With the potential of more icebergs ahead, many firms are thinking of jumping ship.
"I have been considering transferring to other industries since the beginning of this year," admitted Chen, who said conditions have slowly deteriorated over the last decade.
Huang said Jiaying Arts and Crafts has already started producing toy helicopters to sell to the domestic market.
Despite the turbulence, some big players, like Hongfeng Arts and Crafts, are still flying high, however.
"We completed $15 million worth of orders this year, almost twice as many as in 2009," said deputy general manager Luo, who added that his company's net profit margin is as much as 10 percent higher than the industry average.
The secret to Hongfeng's success has been building a brand recognized by foreign buyers, which has attracted large retailers and has kept annual orders at a healthy level.
Small and medium-sized factories often cannot meet some of the more stringent requirements on quality and environment protection, while retailers are usually unwilling to buy from smaller firms because they are less reliable.

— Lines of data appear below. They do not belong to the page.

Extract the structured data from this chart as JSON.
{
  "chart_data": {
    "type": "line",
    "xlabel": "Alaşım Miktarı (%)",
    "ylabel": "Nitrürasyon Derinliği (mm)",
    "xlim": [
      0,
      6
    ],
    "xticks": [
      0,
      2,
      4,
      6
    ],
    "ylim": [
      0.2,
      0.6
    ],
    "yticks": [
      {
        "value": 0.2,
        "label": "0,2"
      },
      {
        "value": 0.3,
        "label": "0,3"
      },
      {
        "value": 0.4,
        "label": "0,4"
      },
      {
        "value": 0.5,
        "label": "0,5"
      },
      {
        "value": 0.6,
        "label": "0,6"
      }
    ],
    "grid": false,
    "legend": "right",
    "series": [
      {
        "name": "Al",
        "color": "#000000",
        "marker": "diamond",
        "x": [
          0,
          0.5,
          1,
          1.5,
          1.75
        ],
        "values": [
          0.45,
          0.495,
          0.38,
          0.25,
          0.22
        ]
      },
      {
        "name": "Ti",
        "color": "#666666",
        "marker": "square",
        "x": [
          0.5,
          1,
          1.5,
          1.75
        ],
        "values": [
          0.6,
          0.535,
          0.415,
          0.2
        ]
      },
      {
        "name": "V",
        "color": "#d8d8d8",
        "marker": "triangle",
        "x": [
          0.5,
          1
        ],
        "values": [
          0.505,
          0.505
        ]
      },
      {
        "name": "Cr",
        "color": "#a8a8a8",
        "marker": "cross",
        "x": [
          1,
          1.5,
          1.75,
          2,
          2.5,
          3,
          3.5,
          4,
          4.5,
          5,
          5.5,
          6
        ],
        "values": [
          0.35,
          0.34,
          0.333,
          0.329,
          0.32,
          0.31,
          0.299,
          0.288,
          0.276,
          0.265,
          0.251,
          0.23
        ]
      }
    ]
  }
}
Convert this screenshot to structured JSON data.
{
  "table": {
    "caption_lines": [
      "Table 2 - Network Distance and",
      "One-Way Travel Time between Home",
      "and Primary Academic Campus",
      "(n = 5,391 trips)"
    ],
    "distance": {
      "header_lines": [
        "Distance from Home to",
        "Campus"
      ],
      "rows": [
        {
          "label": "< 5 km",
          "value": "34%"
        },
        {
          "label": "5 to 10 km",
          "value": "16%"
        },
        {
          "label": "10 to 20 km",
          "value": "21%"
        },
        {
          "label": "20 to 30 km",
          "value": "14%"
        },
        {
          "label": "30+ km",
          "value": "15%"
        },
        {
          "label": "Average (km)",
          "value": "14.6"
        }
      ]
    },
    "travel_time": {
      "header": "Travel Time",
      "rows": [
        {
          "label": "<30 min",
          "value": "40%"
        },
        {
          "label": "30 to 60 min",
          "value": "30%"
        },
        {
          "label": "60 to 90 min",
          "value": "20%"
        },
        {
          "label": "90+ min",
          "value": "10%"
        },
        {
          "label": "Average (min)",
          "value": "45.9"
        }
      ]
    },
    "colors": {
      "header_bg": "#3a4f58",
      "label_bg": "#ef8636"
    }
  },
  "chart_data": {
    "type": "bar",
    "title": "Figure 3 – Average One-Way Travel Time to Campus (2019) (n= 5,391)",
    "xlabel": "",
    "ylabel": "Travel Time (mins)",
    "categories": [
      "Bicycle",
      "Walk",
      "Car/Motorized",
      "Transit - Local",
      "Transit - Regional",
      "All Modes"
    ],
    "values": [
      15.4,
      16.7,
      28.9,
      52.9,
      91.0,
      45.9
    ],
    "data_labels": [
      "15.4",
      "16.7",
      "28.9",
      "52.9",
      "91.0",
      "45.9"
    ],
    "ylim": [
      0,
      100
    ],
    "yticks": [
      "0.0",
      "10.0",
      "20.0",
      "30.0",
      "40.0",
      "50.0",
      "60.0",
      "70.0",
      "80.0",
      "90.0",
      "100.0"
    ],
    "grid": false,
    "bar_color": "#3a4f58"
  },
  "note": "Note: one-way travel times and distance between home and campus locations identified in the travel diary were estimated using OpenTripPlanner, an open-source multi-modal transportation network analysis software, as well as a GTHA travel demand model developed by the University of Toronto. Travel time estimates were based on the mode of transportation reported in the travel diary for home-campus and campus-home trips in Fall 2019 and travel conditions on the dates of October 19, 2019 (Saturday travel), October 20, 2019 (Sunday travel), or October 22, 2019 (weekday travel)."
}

"We increased our added value by providing abundant and various designs and by using different materials," said Luo, whose company has 36 designers, including four from overseas. "It is essential for manufacturers to be courageous, invest huge amounts of money into innovation and protect the intellectual pro-perty by applying for patents."
Orient Crafts in Zhejiang also saw its sales top 100 million yuan in 2010, an increase of 25 percent.
"There is no bad industry, just bad performing companies," said general manager Huang Jili.